Algunas empresas editoriales se han visto obligadas a caer en la trampa de confundir la cantidad con la calidad y se han dejado seducir por las promesas de un mercado exclusivamente monetarista.
Es en esta convulsa alteración de valores (los culturales pero también los de la economía sostenible) en dónde la figura del editor parece condenada a desaparecer. La profecía de Andrew Willie no sólo expresa el deseo malévolo de su pendenciero portavoz sino una crítica a las actuales insuficiencias del editor.
Si las editoriales producen tan solo los libros cuyas ventas devuelven la mayor ganancia, si los editores abandonan los criterios de la industria intelectual y se convierten en brokers de best sellers, si prescinden del catálogo sobre el que se cimentó su oficio, si hacen pasta de papel con los ejemplares de su fondo editorial, si acuden a las subastas multimillonarias atraídos por nombres o marcas tan famosos como desconocidos… si todo esto tiene lugar en el seno de las viejas casas editoriales, entonces ¿de qué sirve un editor?
Si el autor no puede disponer del consejero íntimo en el que apoyar una lectura consecuente de su manuscrito, si el autor no puede confiar en la autoridad del sello editorial que respalda la aparición de su obra, si el autor no puede aprovechar el contagio de los grandes nombres que figuran en el catálogo del buen editor… si nada de todo eso se puede encontrar tras la puerta de la casa editorial que antes le prestó cobijo, entonces, ¿para qué tocar esa puerta?
Una vez consumada la traumática transformación de la industria editorial, la aparición de los chacales será inevitable: en realidad el oficio de un agente como Andrew Willie se reduce a saber ser hostil y obtener del ejecutivo editorial un buen anticipo y una buena promoción.
Para este tipo de agente literario, que en realidad no consigue ser más que un astuto subastador, el directivo editorial no necesita saber nada de las materias que publica: ya es bastante con que sepa firmar un talón al portador.
Las garantías las ofrece el agente a sus representados mediante un mensaje: no importa ya qué sello editorial publique tus obras. Lo único que importa es que se mantengan en el escaparate de las librerías el mayor tiempo posible.
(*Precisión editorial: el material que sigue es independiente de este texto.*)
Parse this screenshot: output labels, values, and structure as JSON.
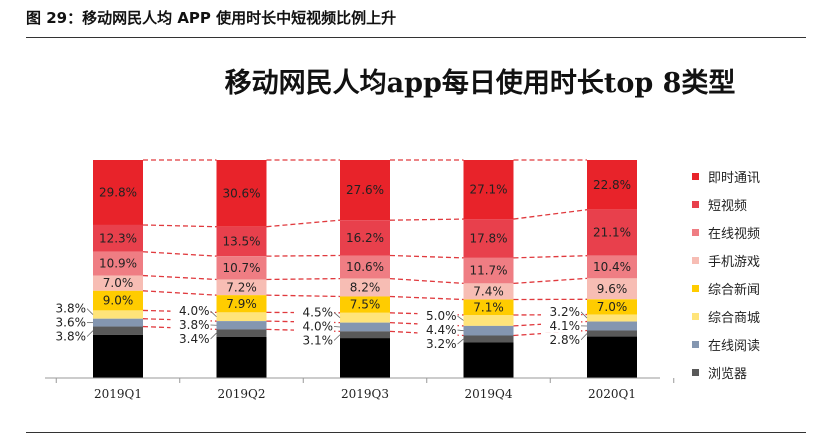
{
  "caption": "图 29：移动网民人均 APP 使用时长中短视频比例上升",
  "chart_data": {
    "type": "bar",
    "stacked": true,
    "title": "移动网民人均app每日使用时长top 8类型",
    "categories": [
      "2019Q1",
      "2019Q2",
      "2019Q3",
      "2019Q4",
      "2020Q1"
    ],
    "ylim": [
      0,
      100
    ],
    "legend_position": "right",
    "connector_lines": "dashed",
    "series": [
      {
        "name": "即时通讯",
        "color": "#e8232a",
        "values": [
          29.8,
          30.6,
          27.6,
          27.1,
          22.8
        ]
      },
      {
        "name": "短视频",
        "color": "#e8404c",
        "values": [
          12.3,
          13.5,
          16.2,
          17.8,
          21.1
        ]
      },
      {
        "name": "在线视频",
        "color": "#ef7d83",
        "values": [
          10.9,
          10.7,
          10.6,
          11.7,
          10.4
        ]
      },
      {
        "name": "手机游戏",
        "color": "#f7bdb4",
        "values": [
          7.0,
          7.2,
          8.2,
          7.4,
          9.6
        ]
      },
      {
        "name": "综合新闻",
        "color": "#ffcc00",
        "values": [
          9.0,
          7.9,
          7.5,
          7.1,
          7.0
        ]
      },
      {
        "name": "综合商城",
        "color": "#ffe47a",
        "values": [
          3.8,
          4.0,
          4.5,
          5.0,
          3.2
        ]
      },
      {
        "name": "在线阅读",
        "color": "#8496b0",
        "values": [
          3.6,
          3.8,
          4.0,
          4.4,
          4.1
        ]
      },
      {
        "name": "浏览器",
        "color": "#595959",
        "values": [
          3.8,
          3.4,
          3.1,
          3.2,
          2.8
        ]
      },
      {
        "color": "#000000",
        "values": [
          19.8,
          18.9,
          18.3,
          16.3,
          19.0
        ],
        "labels": false
      }
    ]
  }
}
Que aparezca en los medios de comunicación el suficiente número de veces. Que sea citada por locutores y famosos. Eso es lo que importa. Y de eso me encargo yo.
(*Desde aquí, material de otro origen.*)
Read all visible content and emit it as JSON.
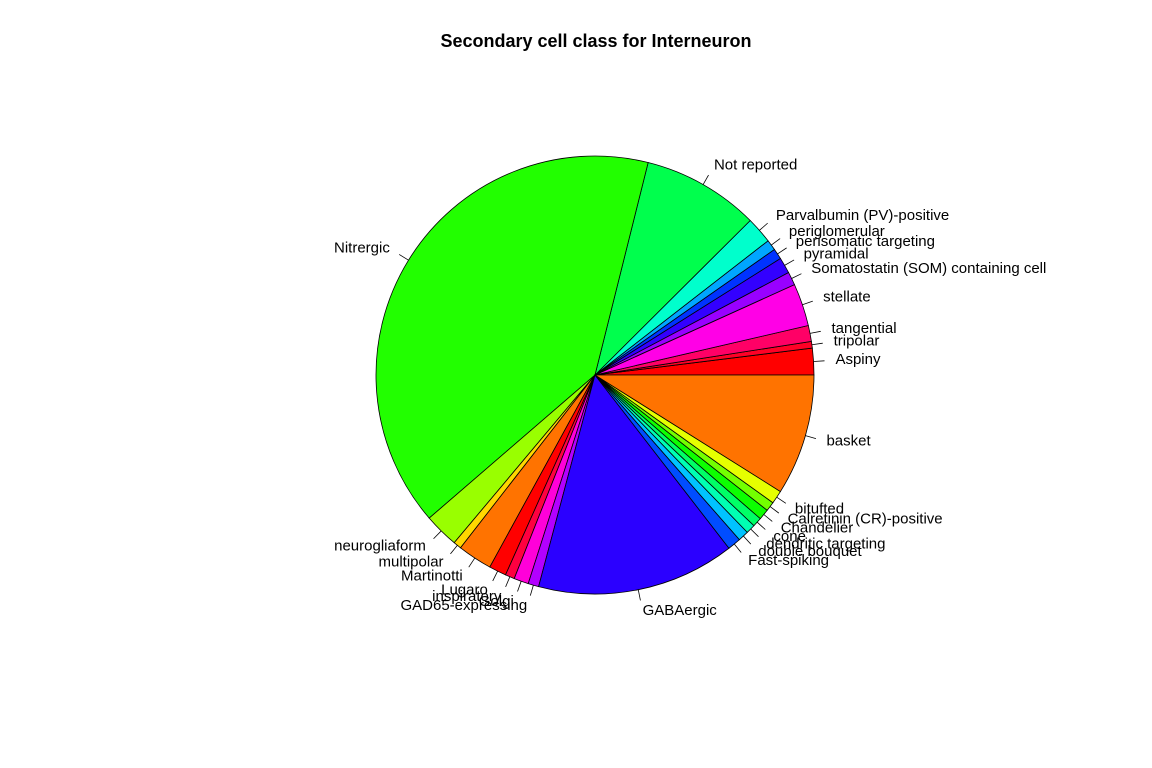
{
  "chart_data": {
    "type": "pie",
    "title": "Secondary cell class for Interneuron",
    "start_angle_deg": 0,
    "direction": "counterclockwise",
    "slices": [
      {
        "label": "Aspiny",
        "value": 2.0,
        "color": "#FF0000"
      },
      {
        "label": "tripolar",
        "value": 0.5,
        "color": "#FF0026"
      },
      {
        "label": "tangential",
        "value": 1.2,
        "color": "#FF0066"
      },
      {
        "label": "stellate",
        "value": 3.2,
        "color": "#FF00E6"
      },
      {
        "label": "Somatostatin (SOM) containing cell",
        "value": 1.0,
        "color": "#9900FF"
      },
      {
        "label": "pyramidal",
        "value": 1.2,
        "color": "#3300FF"
      },
      {
        "label": "perisomatic targeting",
        "value": 0.8,
        "color": "#0033FF"
      },
      {
        "label": "periglomerular",
        "value": 0.8,
        "color": "#00A6FF"
      },
      {
        "label": "Parvalbumin (PV)-positive",
        "value": 2.0,
        "color": "#00FFCC"
      },
      {
        "label": "Not reported",
        "value": 8.8,
        "color": "#00FF4D"
      },
      {
        "label": "Nitrergic",
        "value": 41.0,
        "color": "#22FF00"
      },
      {
        "label": "neurogliaform",
        "value": 2.6,
        "color": "#99FF00"
      },
      {
        "label": "multipolar",
        "value": 0.6,
        "color": "#FFD700"
      },
      {
        "label": "Martinotti",
        "value": 2.6,
        "color": "#FF7300"
      },
      {
        "label": "Lugaro",
        "value": 1.3,
        "color": "#FF0000"
      },
      {
        "label": "inspiratory",
        "value": 0.7,
        "color": "#FF0040"
      },
      {
        "label": "Golgi",
        "value": 1.1,
        "color": "#FF00D9"
      },
      {
        "label": "GAD65-expressing",
        "value": 0.8,
        "color": "#B300FF"
      },
      {
        "label": "GABAergic",
        "value": 14.9,
        "color": "#2B00FF"
      },
      {
        "label": "Fast-spiking",
        "value": 1.0,
        "color": "#004DFF"
      },
      {
        "label": "double bouquet",
        "value": 0.8,
        "color": "#00C3FF"
      },
      {
        "label": "dendritic targeting",
        "value": 0.7,
        "color": "#00FFB3"
      },
      {
        "label": "cone",
        "value": 0.7,
        "color": "#00FF66"
      },
      {
        "label": "Chandelier",
        "value": 0.8,
        "color": "#0DFF00"
      },
      {
        "label": "Calretinin (CR)-positive",
        "value": 0.7,
        "color": "#73FF00"
      },
      {
        "label": "bitufted",
        "value": 1.0,
        "color": "#E6FF00"
      },
      {
        "label": "basket",
        "value": 9.1,
        "color": "#FF7300"
      }
    ]
  }
}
El editor fue el consejero del autor en la era de la industria cultural y el agente -(¿literario?)- quiere ser el gestor del autor en la era de la industria del entretenimiento.
Esta es la mutación que padecemos. El capital salvaje -la pretensión codiciosa de una rentabilidad desmesurada- se apodera de las editoriales y al modernizarlas, las destruye. Las transforma para satisfacer esa tendencia del consumo masivo que en lugar de querer saber, quiere divertirse; en lugar de querer aprender, quiere entretenerse.
Este proceso de mutación, sin embargo y afortunadamente, se vive con incertidumbre. Aunque los hábitos dominantes parezcan inclinarse hacia la banalidad y la estupidez, la confusión de valores y la ausencia de pensamiento crítico, no todo está perdido.
Existen casas editoriales, existen editores y existen agentes literarios y todos ellos pertenecen, con el autor, a una red de equilibrios sociales, a una estructura de relaciones económicas propias de la industria cultural. Es un tejido de compromisos, efectivamente, pues la viabilidad del negocio depende precisamente de un marco de colaboración que va más allá de lo simplemente monetarista.
El compromiso con la historia, el futuro y el presente de la alta cultura europea sigue vivo entre muchos de los que mientras se dedican al oficio de los libros -autores, editores, agentes literarios, críticos, periodistas y libreros-, trabajan para renovar una tradición imprescindible.
Por eso, precisamente, algunos agentes, fascinados por la voracidad de Wall Street, enervados y tan impacientes como descarados, desean liquidar cuanto antes los baluartes de nuestro oficio y con poca disimulada ansiedad declaran que el editor no es nada, nada.